案の定、早速中国は猛反発しているようですが、当然それは織り込み済みであるはずです。おそらく、中国はイタリア、ドイツあたりをターゲットにして切り崩しを図ってくるものと思われるので、両国が日和らないよう対応を考える必要がありそうです。
ところで、もはやどうでもいい話になりつつありますが、韓国はどうするつもりなんでしょうね。共同声明ではFOIPが強調され、対北朝鮮についてもCVIDを目指すと明記されました。つまりは、韓国の願望は悉く一蹴されてしまったわけです。中国はもとより、北朝鮮としても共同声明には大いに不満でしょう。これでは「折角会議に参加していたのになにやってんだ」と両国から八つ当たりされかねません。
韓国としては「いや、オブザーバーとして参加したので、発言権はなくて......」と言い訳するでしょうが、両国としてはそんなことは百も承知で「お仕置き」して、憤懣を一時晴らそうとしてくる可能性もあります。韓国は「G7参入ニダ。なんだったら日本と入れ替えでアジアの代表国になるニダ」と鼻息も荒く、嬉々として参加したようですが、もしかしたら今頃は「参加しなければよかった......」と後悔しているかも(そんな殊勝なタマではないって?)。
これでは、21日の米韓首脳会談や来月のG7首脳会議も、先が思いやられますね。何と言うか、とても面白い...もとい、心配されるようなことになりそうです。
部分的に反応します。
おサル電車国は、アメリカに対して「北朝鮮の非核化」を「朝鮮半島にの非核化」と言い換えさせることに成功した模様です。
これに先立って、バイデン政権は「朝鮮半島の段階的な非核化」を認めるような報道ありました。
しかし「朝鮮半島」の前段に「北朝鮮の完全な非核化」があるのは明らかで、米軍に撤退してほしくば北の核放棄が条件だ、と突き付けたようにも見えたりします。
ま、相手はあと一年の命と考えれば、数々の裏切りを考えれば、突っ込んで来そうな罠を仕掛けておけばいいという作戦でしょうか。
この件に関する茂木外相のコメントが従来の態度と変わっていないとこが重要と思います。

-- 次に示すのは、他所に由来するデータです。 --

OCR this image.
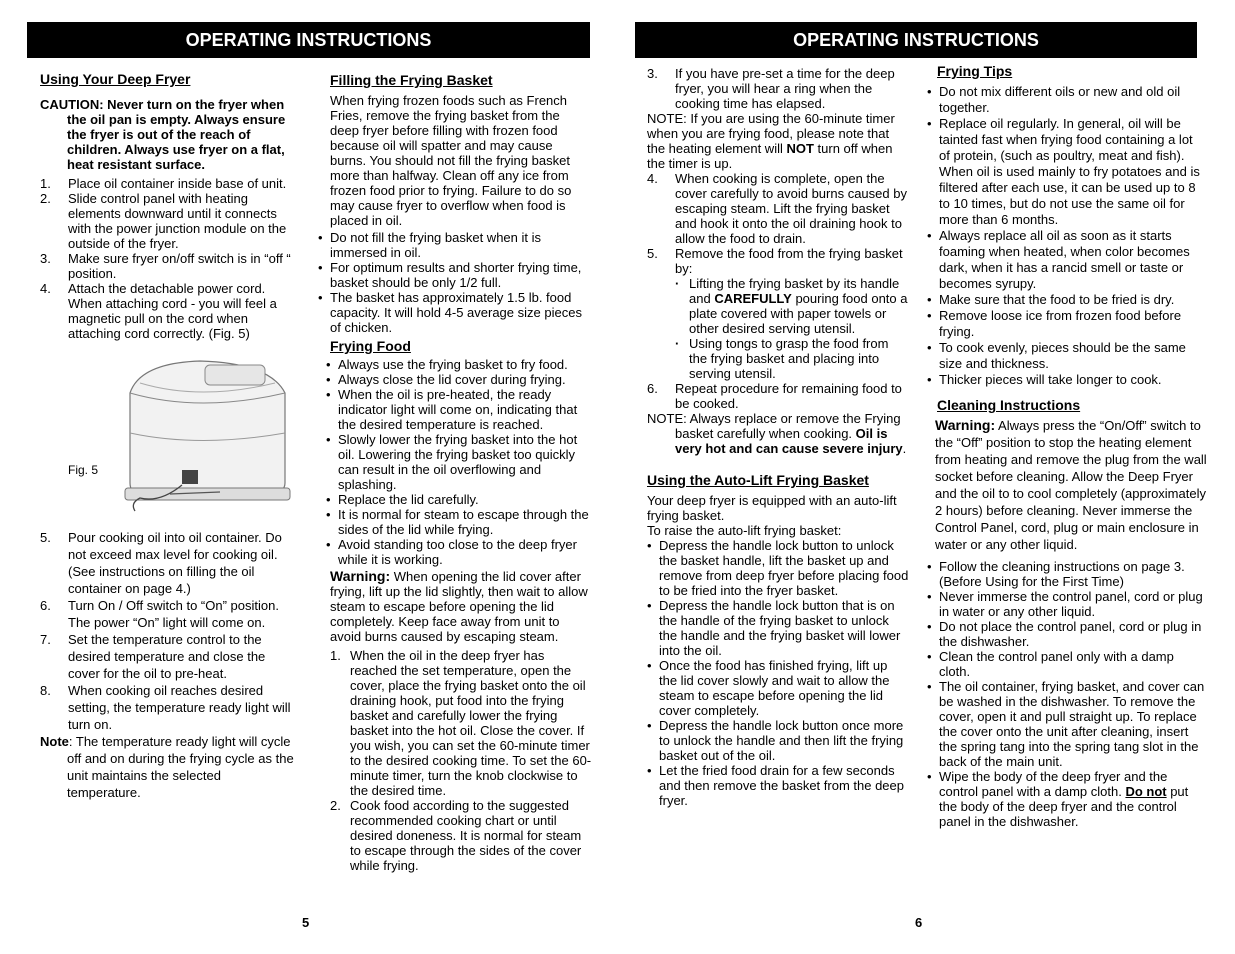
OPERATING INSTRUCTIONS	OPERATING INSTRUCTIONS
Using Your Deep Fryer

CAUTION: Never turn on the fryer when the oil pan is empty. Always ensure the fryer is out of the reach of children. Always use fryer on a flat, heat resistant surface.

1. Place oil container inside base of unit.
2. Slide control panel with heating elements downward until it connects with the power junction module on the outside of the fryer.
3. Make sure fryer on/off switch is in “off “ position.
4. Attach the detachable power cord. When attaching cord - you will feel a magnetic pull on the cord when attaching cord correctly. (Fig. 5)
Fig. 5
5. Pour cooking oil into oil container. Do not exceed max level for cooking oil. (See instructions on filling the oil container on page 4.)
6. Turn On / Off switch to “On” position. The power “On” light will come on.
7. Set the temperature control to the desired temperature and close the cover for the oil to pre-heat.
8. When cooking oil reaches desired setting, the temperature ready light will turn on.

Note: The temperature ready light will cycle off and on during the frying cycle as the unit maintains the selected temperature.

Filling the Frying Basket

When frying frozen foods such as French Fries, remove the frying basket from the deep fryer before filling with frozen food because oil will spatter and may cause burns. You should not fill the frying basket more than halfway. Clean off any ice from frozen food prior to frying. Failure to do so may cause fryer to overflow when food is placed in oil.

• Do not fill the frying basket when it is immersed in oil.
• For optimum results and shorter frying time, basket should be only 1/2 full.
• The basket has approximately 1.5 lb. food capacity. It will hold 4-5 average size pieces of chicken.
Frying Food
• Always use the frying basket to fry food.
• Always close the lid cover during frying.
• When the oil is pre-heated, the ready indicator light will come on, indicating that the desired temperature is reached.
• Slowly lower the frying basket into the hot oil. Lowering the frying basket too quickly can result in the oil overflowing and splashing.
• Replace the lid carefully.
• It is normal for steam to escape through the sides of the lid while frying.
• Avoid standing too close to the deep fryer while it is working.

Warning: When opening the lid cover after frying, lift up the lid slightly, then wait to allow steam to escape before opening the lid completely. Keep face away from unit to avoid burns caused by escaping steam.

1. When the oil in the deep fryer has reached the set temperature, open the cover, place the frying basket onto the oil draining hook, put food into the frying basket and carefully lower the frying basket into the hot oil. Close the cover. If you wish, you can set the 60-minute timer to the desired cooking time. To set the 60-minute timer, turn the knob clockwise to the desired time.
2. Cook food according to the suggested recommended cooking chart or until desired doneness. It is normal for steam to escape through the sides of the cover while frying.
3. If you have pre-set a time for the deep fryer, you will hear a ring when the cooking time has elapsed.

NOTE: If you are using the 60-minute timer when you are frying food, please note that the heating element will NOT turn off when the timer is up.

4. When cooking is complete, open the cover carefully to avoid burns caused by escaping steam. Lift the frying basket and hook it onto the oil draining hook to allow the food to drain.
5. Remove the food from the frying basket by:
· Lifting the frying basket by its handle and CAREFULLY pouring food onto a plate covered with paper towels or other desired serving utensil.
· Using tongs to grasp the food from the frying basket and placing into serving utensil.
6. Repeat procedure for remaining food to be cooked.

NOTE: Always replace or remove the Frying basket carefully when cooking. Oil is very hot and can cause severe injury.

Using the Auto-Lift Frying Basket

Your deep fryer is equipped with an auto-lift frying basket.

To raise the auto-lift frying basket:

• Depress the handle lock button to unlock the basket handle, lift the basket up and remove from deep fryer before placing food to be fried into the fryer basket.
• Depress the handle lock button that is on the handle of the frying basket to unlock the handle and the frying basket will lower into the oil.
• Once the food has finished frying, lift up the lid cover slowly and wait to allow the steam to escape before opening the lid cover completely.
• Depress the handle lock button once more to unlock the handle and then lift the frying basket out of the oil.
• Let the fried food drain for a few seconds and then remove the basket from the deep fryer.
Frying Tips
• Do not mix different oils or new and old oil together.
• Replace oil regularly. In general, oil will be tainted fast when frying food containing a lot of protein, (such as poultry, meat and fish). When oil is used mainly to fry potatoes and is filtered after each use, it can be used up to 8 to 10 times, but do not use the same oil for more than 6 months.
• Always replace all oil as soon as it starts foaming when heated, when color becomes dark, when it has a rancid smell or taste or becomes syrupy.
• Make sure that the food to be fried is dry.
• Remove loose ice from frozen food before frying.
• To cook evenly, pieces should be the same size and thickness.
• Thicker pieces will take longer to cook.
Cleaning Instructions

Warning: Always press the “On/Off” switch to the “Off” position to stop the heating element from heating and remove the plug from the wall socket before cleaning. Allow the Deep Fryer and the oil to to cool completely (approximately 2 hours) before cleaning. Never immerse the Control Panel, cord, plug or main enclosure in water or any other liquid.

• Follow the cleaning instructions on page 3. (Before Using for the First Time)
• Never immerse the control panel, cord or plug in water or any other liquid.
• Do not place the control panel, cord or plug in the dishwasher.
• Clean the control panel only with a damp cloth.
• The oil container, frying basket, and cover can be washed in the dishwasher. To remove the cover, open it and pull straight up. To replace the cover onto the unit after cleaning, insert the spring tang into the spring tang slot in the back of the main unit.
• Wipe the body of the deep fryer and the control panel with a damp cloth. Do not put the body of the deep fryer and the control panel in the dishwasher.
5	6
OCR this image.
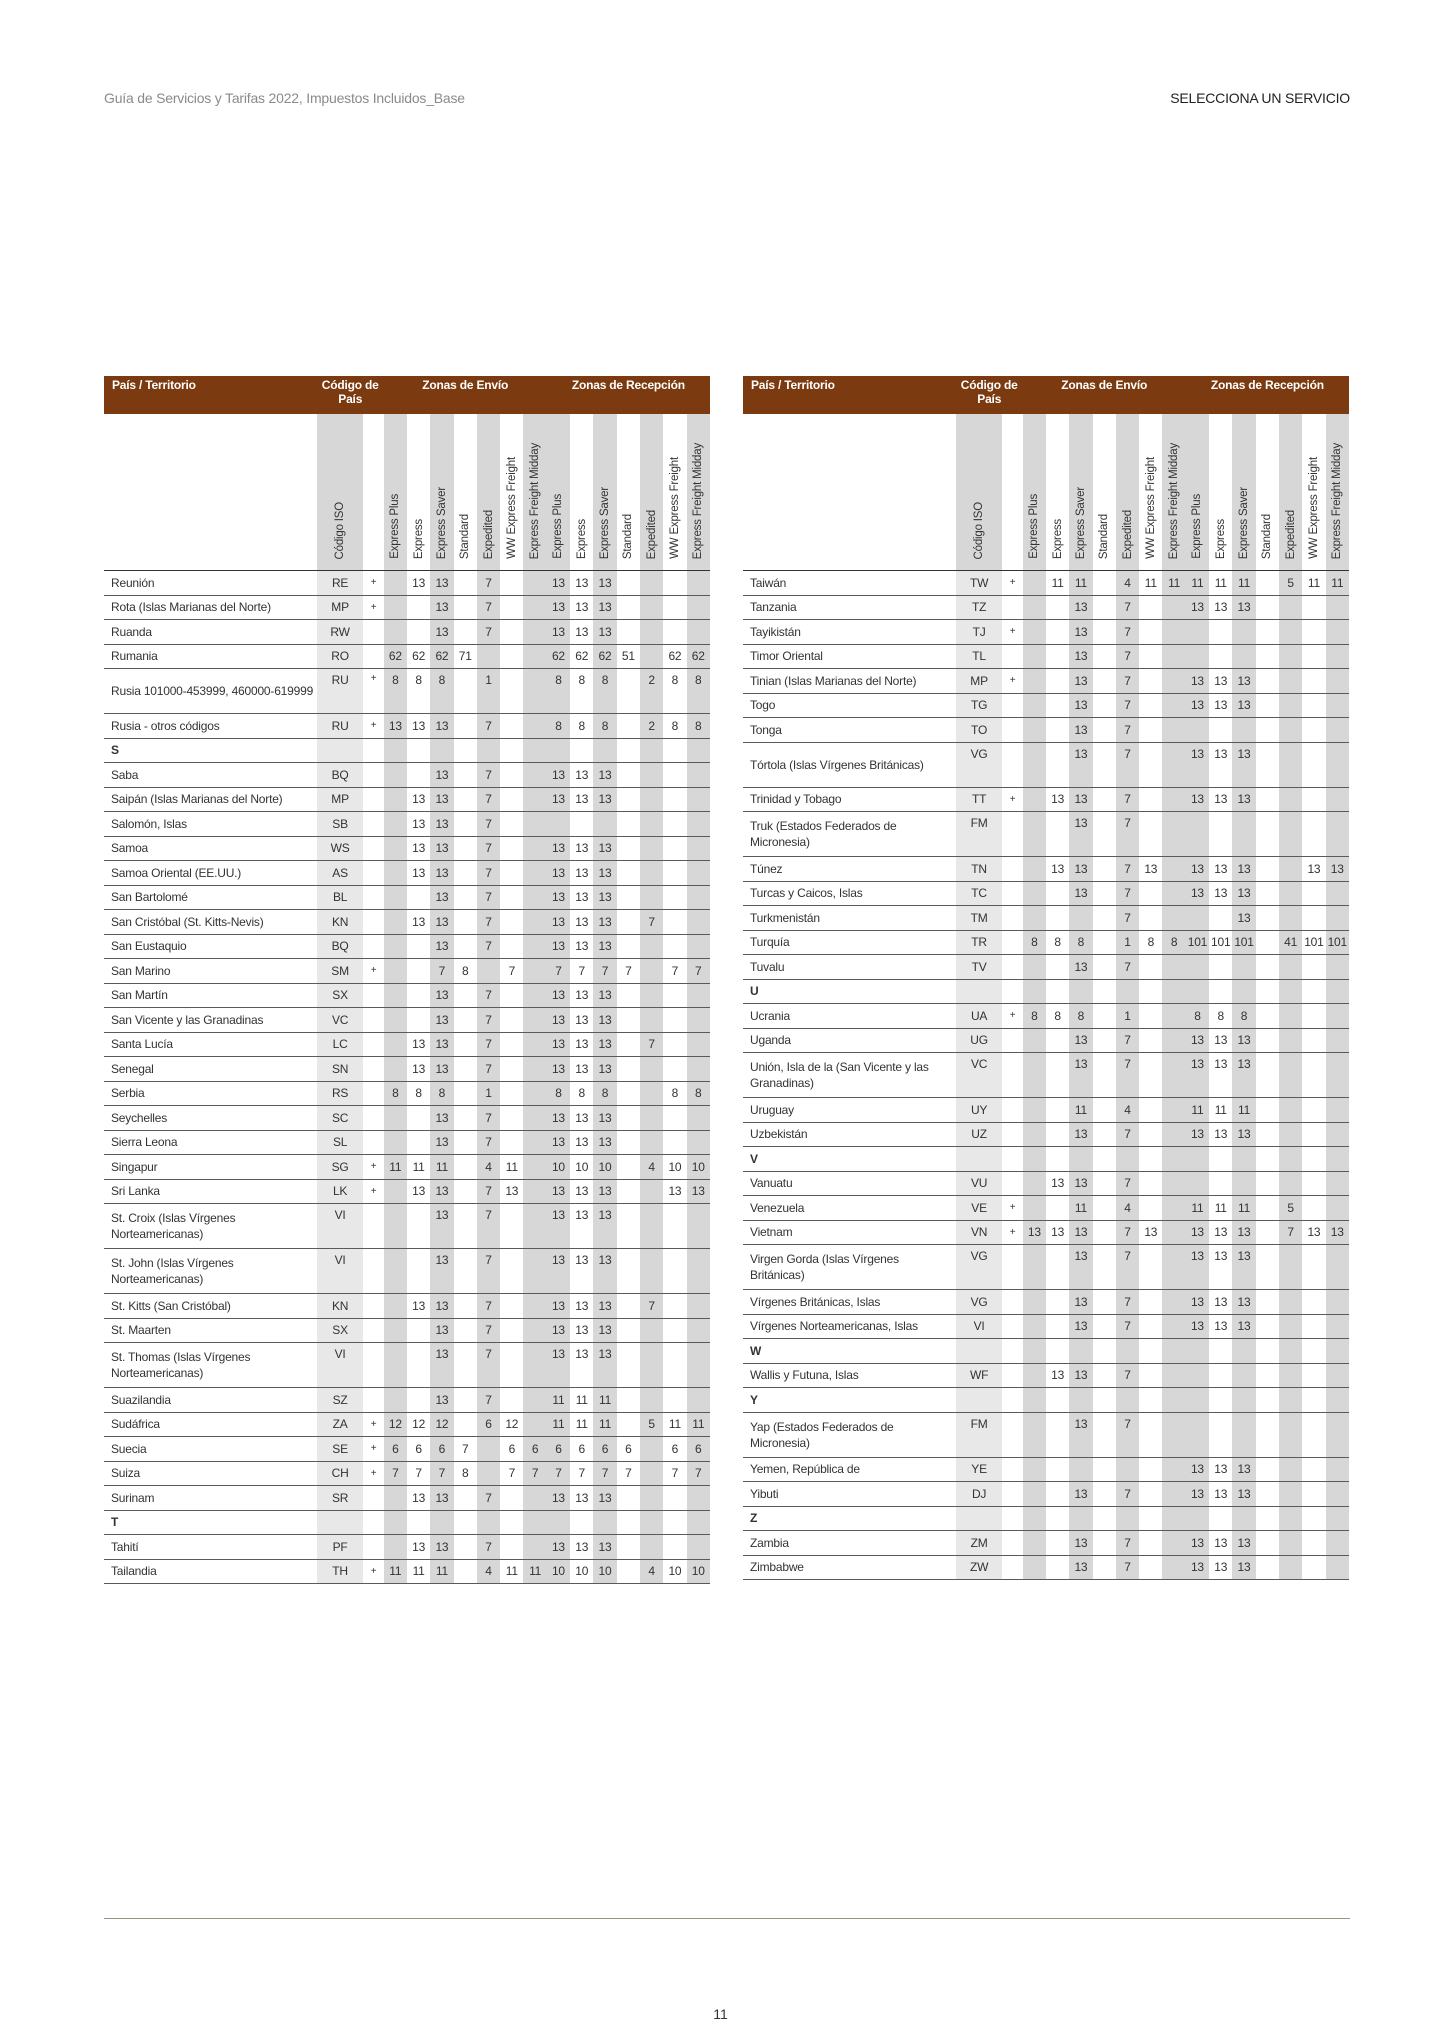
Guía de Servicios y Tarifas 2022, Impuestos Incluidos_Base	SELECCIONA UN SERVICIO
País / Territorio	Código de País		Zonas de Envío							Zonas de Recepción						
	Código ISO		Express Plus	Express	Express Saver	Standard	Expedited	WW Express Freight	Express Freight Midday	Express Plus	Express	Express Saver	Standard	Expedited	WW Express Freight	Express Freight Midday
Reunión	RE	+		13	13		7			13	13	13				
Rota (Islas Marianas del Norte)	MP	+			13		7			13	13	13				
Ruanda	RW				13		7			13	13	13				
Rumania	RO		62	62	62	71				62	62	62	51		62	62
Rusia 101000-453999, 460000-619999	RU	+	8	8	8		1			8	8	8		2	8	8
Rusia - otros códigos	RU	+	13	13	13		7			8	8	8		2	8	8
S																
Saba	BQ				13		7			13	13	13				
Saipán (Islas Marianas del Norte)	MP			13	13		7			13	13	13				
Salomón, Islas	SB			13	13		7									
Samoa	WS			13	13		7			13	13	13				
Samoa Oriental (EE.UU.)	AS			13	13		7			13	13	13				
San Bartolomé	BL				13		7			13	13	13				
San Cristóbal (St. Kitts-Nevis)	KN			13	13		7			13	13	13		7		
San Eustaquio	BQ				13		7			13	13	13				
San Marino	SM	+			7	8		7		7	7	7	7		7	7
San Martín	SX				13		7			13	13	13				
San Vicente y las Granadinas	VC				13		7			13	13	13				
Santa Lucía	LC			13	13		7			13	13	13		7		
Senegal	SN			13	13		7			13	13	13				
Serbia	RS		8	8	8		1			8	8	8			8	8
Seychelles	SC				13		7			13	13	13				
Sierra Leona	SL				13		7			13	13	13				
Singapur	SG	+	11	11	11		4	11		10	10	10		4	10	10
Sri Lanka	LK	+		13	13		7	13		13	13	13			13	13
St. Croix (Islas Vírgenes Norteamericanas)	VI				13		7			13	13	13				
St. John (Islas Vírgenes Norteamericanas)	VI				13		7			13	13	13				
St. Kitts (San Cristóbal)	KN			13	13		7			13	13	13		7		
St. Maarten	SX				13		7			13	13	13				
St. Thomas (Islas Vírgenes Norteamericanas)	VI				13		7			13	13	13				
Suazilandia	SZ				13		7			11	11	11				
Sudáfrica	ZA	+	12	12	12		6	12		11	11	11		5	11	11
Suecia	SE	+	6	6	6	7		6	6	6	6	6	6		6	6
Suiza	CH	+	7	7	7	8		7	7	7	7	7	7		7	7
Surinam	SR			13	13		7			13	13	13				
T																
Tahití	PF			13	13		7			13	13	13				
Tailandia	TH	+	11	11	11		4	11	11	10	10	10		4	10	10
País / Territorio	Código de País		Zonas de Envío							Zonas de Recepción						
	Código ISO		Express Plus	Express	Express Saver	Standard	Expedited	WW Express Freight	Express Freight Midday	Express Plus	Express	Express Saver	Standard	Expedited	WW Express Freight	Express Freight Midday
Taiwán	TW	+		11	11		4	11	11	11	11	11		5	11	11
Tanzania	TZ				13		7			13	13	13				
Tayikistán	TJ	+			13		7									
Timor Oriental	TL				13		7									
Tinian (Islas Marianas del Norte)	MP	+			13		7			13	13	13				
Togo	TG				13		7			13	13	13				
Tonga	TO				13		7									
Tórtola (Islas Vírgenes Británicas)	VG				13		7			13	13	13				
Trinidad y Tobago	TT	+		13	13		7			13	13	13				
Truk (Estados Federados de Micronesia)	FM				13		7									
Túnez	TN			13	13		7	13		13	13	13			13	13
Turcas y Caicos, Islas	TC				13		7			13	13	13				
Turkmenistán	TM						7					13				
Turquía	TR		8	8	8		1	8	8	101	101	101		41	101	101
Tuvalu	TV				13		7									
U																
Ucrania	UA	+	8	8	8		1			8	8	8				
Uganda	UG				13		7			13	13	13				
Unión, Isla de la (San Vicente y las Granadinas)	VC				13		7			13	13	13				
Uruguay	UY				11		4			11	11	11				
Uzbekistán	UZ				13		7			13	13	13				
V																
Vanuatu	VU			13	13		7									
Venezuela	VE	+			11		4			11	11	11		5		
Vietnam	VN	+	13	13	13		7	13		13	13	13		7	13	13
Virgen Gorda (Islas Vírgenes Británicas)	VG				13		7			13	13	13				
Vírgenes Británicas, Islas	VG				13		7			13	13	13				
Vírgenes Norteamericanas, Islas	VI				13		7			13	13	13				
W																
Wallis y Futuna, Islas	WF			13	13		7									
Y																
Yap (Estados Federados de Micronesia)	FM				13		7									
Yemen, República de	YE									13	13	13				
Yibuti	DJ				13		7			13	13	13				
Z																
Zambia	ZM				13		7			13	13	13				
Zimbabwe	ZW				13		7			13	13	13				
11
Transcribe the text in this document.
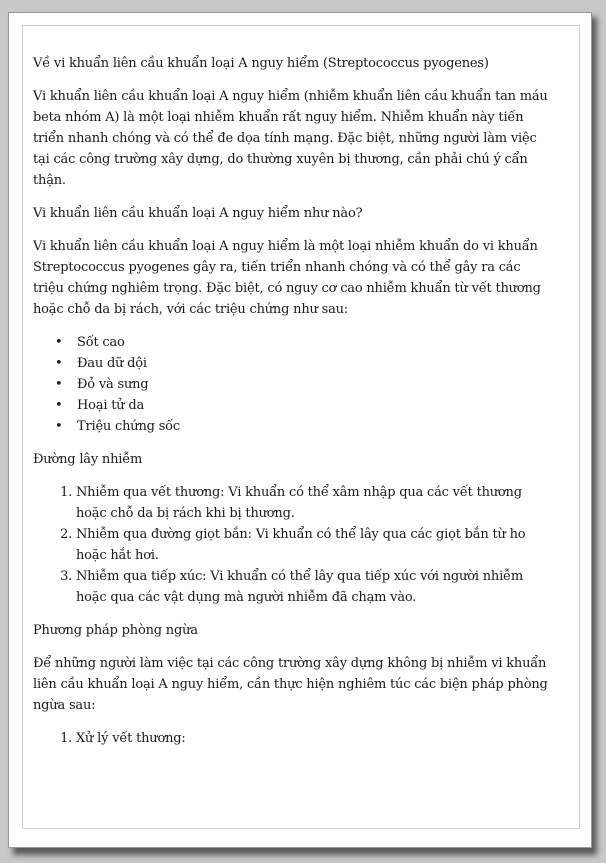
Về vi khuẩn liên cầu khuẩn loại A nguy hiểm (Streptococcus pyogenes)

Vi khuẩn liên cầu khuẩn loại A nguy hiểm (nhiễm khuẩn liên cầu khuẩn tan máu beta nhóm A) là một loại nhiễm khuẩn rất nguy hiểm. Nhiễm khuẩn này tiến triển nhanh chóng và có thể đe dọa tính mạng. Đặc biệt, những người làm việc tại các công trường xây dựng, do thường xuyên bị thương, cần phải chú ý cẩn thận.

Vi khuẩn liên cầu khuẩn loại A nguy hiểm như nào?

Vi khuẩn liên cầu khuẩn loại A nguy hiểm là một loại nhiễm khuẩn do vi khuẩn Streptococcus pyogenes gây ra, tiến triển nhanh chóng và có thể gây ra các triệu chứng nghiêm trọng. Đặc biệt, có nguy cơ cao nhiễm khuẩn từ vết thương hoặc chỗ da bị rách, với các triệu chứng như sau:

• Sốt cao
• Đau dữ dội
• Đỏ và sưng
• Hoại tử da
• Triệu chứng sốc

Đường lây nhiễm

1. Nhiễm qua vết thương: Vi khuẩn có thể xâm nhập qua các vết thương hoặc chỗ da bị rách khi bị thương.
2. Nhiễm qua đường giọt bắn: Vi khuẩn có thể lây qua các giọt bắn từ ho hoặc hắt hơi.
3. Nhiễm qua tiếp xúc: Vi khuẩn có thể lây qua tiếp xúc với người nhiễm hoặc qua các vật dụng mà người nhiễm đã chạm vào.

Phương pháp phòng ngừa

Để những người làm việc tại các công trường xây dựng không bị nhiễm vi khuẩn liên cầu khuẩn loại A nguy hiểm, cần thực hiện nghiêm túc các biện pháp phòng ngừa sau:

1. Xử lý vết thương:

日米外相会談として「北朝鮮の非核化」って含みをもたせている。日本側の発表は事前にアメリカと調整してるはずで、日本が勝手にこだわった一方的な表現とは思えないし、むしろアメリカが日本に言わせた可能性もある。
もっと深読みすれば、「もはや朝鮮半島とは北朝鮮のことを指す」という意味で、おサル運転手はガン無視する作戦実行中とも見えなくもなく。
個人的希望的観測ですけど。
自分には「おい南朝鮮政府、お前の魂胆もバレてるんだよ」と言っているようにしか見えないですね。